Sentí, siempre que lo vi actuar, un estremecimiento que parecía surgir de las entrañas de la tierra, como su cante. Dulce y aterciopelado, de una ternura infinita, pero con una garra que hacía disfrutar y padecer al mismo tiempo. Mucho se hablará en estos días sobre su arte, tanto que cuando estas palabras salgan a la luz ya todo parecerá manoseado y viejo. Un renovador del flamenco, el más grande de su tiempo, inimitable y único; todo lo hacía bien. Se atrevió con María Zambrano, Cervantes, San Juan de la Cruz o José Hierro. No tenía otro límite que el de su propio sentir. No hizo nada que no quisiera o en lo que no creyera y se notaba. Tal vez en ese ejercicio de sinceridad consigo mismo y con su público radicaba su éxito y el respeto que se le tenía. En su disco Morente sueña la Alhambra  cantó una carta que Miguel de Cervantes escribió al Conde de Lemos cinco días antes de morir; dijo Morente que este texto le emocionó, por eso quiso prestarle su voz; un fragmento de la carta decía así: “Ayer me dieron la extremaunción, y hoy escribo ésta; el tiempo es breve, las ansias crecen, las esperanzas menguan y con todo esto llevo la vida sobre el deseo que tengo de vivir”.

Mientras las noticias previas a su fallecimiento hablaban de una muerte cerebral, me preguntaba cómo puede un cerebro, una mente como la suya morir.

Enrique Morente no era un renovador del flamenco o no sólo eso, era más, era un visionario, un ser capaz de conjugar pasado y futuro como si tuviera el don de habitar todos los tiempos a la vez, los vividos y los por vivir, ese don de la ubicuidad para el que muy pocos están llamados.

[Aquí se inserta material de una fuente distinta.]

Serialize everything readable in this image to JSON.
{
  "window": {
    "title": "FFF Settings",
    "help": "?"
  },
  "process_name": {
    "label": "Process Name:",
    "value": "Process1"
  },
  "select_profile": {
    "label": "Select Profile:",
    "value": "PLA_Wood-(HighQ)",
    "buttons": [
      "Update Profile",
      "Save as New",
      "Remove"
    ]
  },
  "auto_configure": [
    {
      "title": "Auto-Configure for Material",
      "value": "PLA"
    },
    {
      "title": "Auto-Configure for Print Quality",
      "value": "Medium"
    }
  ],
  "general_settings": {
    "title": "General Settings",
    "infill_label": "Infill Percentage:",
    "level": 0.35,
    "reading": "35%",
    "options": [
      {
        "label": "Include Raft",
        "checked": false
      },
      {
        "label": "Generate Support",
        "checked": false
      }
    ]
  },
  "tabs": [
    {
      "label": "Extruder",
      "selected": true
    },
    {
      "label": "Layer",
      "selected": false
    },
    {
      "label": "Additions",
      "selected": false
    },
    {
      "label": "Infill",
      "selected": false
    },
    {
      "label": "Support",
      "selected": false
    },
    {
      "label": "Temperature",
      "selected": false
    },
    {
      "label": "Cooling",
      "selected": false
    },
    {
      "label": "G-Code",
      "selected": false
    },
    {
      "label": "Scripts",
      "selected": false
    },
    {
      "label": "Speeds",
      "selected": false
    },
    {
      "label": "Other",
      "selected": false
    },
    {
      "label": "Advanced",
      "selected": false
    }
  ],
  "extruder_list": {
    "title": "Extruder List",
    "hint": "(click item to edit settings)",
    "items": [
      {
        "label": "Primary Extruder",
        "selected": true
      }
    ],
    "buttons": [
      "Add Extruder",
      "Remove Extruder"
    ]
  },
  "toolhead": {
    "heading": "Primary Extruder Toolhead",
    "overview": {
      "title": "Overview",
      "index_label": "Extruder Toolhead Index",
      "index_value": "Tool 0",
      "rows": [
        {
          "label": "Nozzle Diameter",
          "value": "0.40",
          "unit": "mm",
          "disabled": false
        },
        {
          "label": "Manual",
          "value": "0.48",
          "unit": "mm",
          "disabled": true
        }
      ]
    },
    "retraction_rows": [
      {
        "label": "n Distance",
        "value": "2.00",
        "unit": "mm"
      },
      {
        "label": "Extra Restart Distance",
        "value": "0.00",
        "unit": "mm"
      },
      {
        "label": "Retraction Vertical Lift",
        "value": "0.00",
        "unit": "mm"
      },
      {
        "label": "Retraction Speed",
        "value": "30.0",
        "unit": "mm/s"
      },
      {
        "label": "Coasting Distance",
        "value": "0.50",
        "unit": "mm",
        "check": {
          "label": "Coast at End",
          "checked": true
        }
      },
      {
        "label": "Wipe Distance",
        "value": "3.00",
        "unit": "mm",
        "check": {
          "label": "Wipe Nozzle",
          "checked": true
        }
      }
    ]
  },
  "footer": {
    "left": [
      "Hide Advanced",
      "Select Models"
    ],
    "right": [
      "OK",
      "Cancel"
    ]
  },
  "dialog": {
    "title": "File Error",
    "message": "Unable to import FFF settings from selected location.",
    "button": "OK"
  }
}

El Molino de Barcelona, recientemente reinaugurado, tuvo el raro privilegio de acoger su última actuación en los martes flamencos que con el título de poco ruido y mucho duende  se estrenaban precisamente con la que fuera la última puesta en escena de su cante. Fue el 23 de noviembre, bajo la dirección artística de la cantante Mayte Martín. Cuánto hubiéramos dado muchos por estar allí. Cuánto daríamos todos porque él siguiera aquí. Cuánto daría yo por estar a punto de salir de casa, caminar hacia el teatro y desaparecer en la butaca, dispuesta a celebrar el universo que nos ofrecía tan generosa y coherentemente, presta a abandonarme a ese eco cavernario de su voz, gruta hospitalaria de ancestros y futuros, canal de agua infinita; porque sonaba a agua su voz, al agua de las fuentes de la Alhambra, que era su sueño y su realidad. Porque se sueña lo que se tiene.

Morente soñaba la Alhambra. Nosotros soñamos a Morente.